One hundred and fifteen years later, the USC Viterbi School of Engineering has a name and a host of accomplishments over the ensuing 11.5 decades.
This past May, Dean Yannis Yortsos, working with USC Viterbi vice deans, chairs, and select senior faculty, sought to identify 115 amazing USC Viterbi accomplishments by faculty, students and alumni over that span of time. This list would span all eight departments, the famed USC Information Sciences Institute and various programs of the school.
This list, like many of its kind, suffers from a clear recency bias. It is by no means the definitive list of all the USC Viterbi School’s noteworthy accomplishments! However, despite these limitations, perhaps it will serve as a helpful primer on what George Bekey, USC Viterbi professor emeritus, once called the school’s “remarkable trajectory.”
Test your knowledge of these USC Viterbi “wins” in a “Who Wants To be A Millionaire”-style interactive game above.
Or, for those who prefer to dive right in…the full list of 115 accomplishments for 115 years awaits.

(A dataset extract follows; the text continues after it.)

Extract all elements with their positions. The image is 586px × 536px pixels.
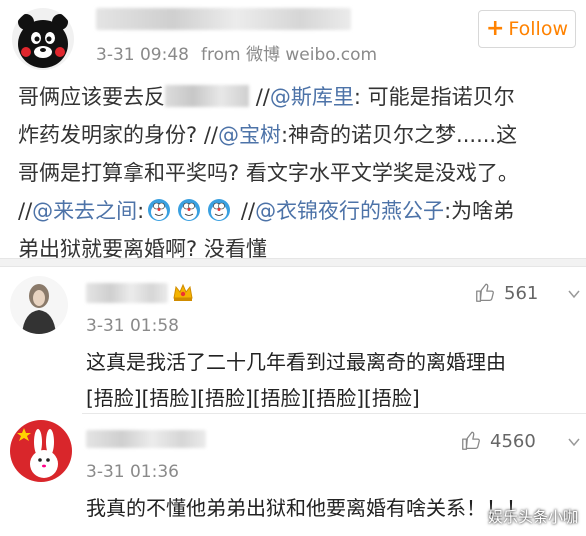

The first commercial space vehicle is launched by Space Exploration Technologies (SpaceX) in 2010, carrying a communications nano-satellite developed in part by ISI and its Space Engineering Research Center (SERC).
Similarly, in 2012, a nano-satellite designed and built at ISI and USC is launched successfully.
In 2009, USC became the first and only university to offer bachelor, master and doctorate degrees in astronautical engineering.
In April 2019, the USC Rocket Propulsion Laboratory, became the first student group to launch and recover the world’s first entirely student-designed and fabricated rocket into outer space.
Traveler IV reached 340,000 feet and set the student world altitude record.
Professor Mike Gruntman was a member of the IBEX spacecraft team that in 2008, for the very first time, mapped the interstellar frontier of the solar system.
Twelve USC Viterbi alumni have journeyed beyond Earth’s atmosphere as NASA astronauts.
These include: Charlie Bolden, former NASA administrator, who flew on four space shuttle missions; and Nancy Currie-Gregg, who flew in four space shuttle missions, accruing 1,000 hours in space. In addition, Professor Garett Reisman spent 95 days aboard the International Space Station after which he returned to Earth aboard the Space Shuttle Discovery in 2008. Professor Paul Ronney, now AME department chair, was selected as an alternate payload specialist astronaut. His experiments flew on two Columbia Space Shuttle missions in 1997 (the mission he was backup for) and one in 2003.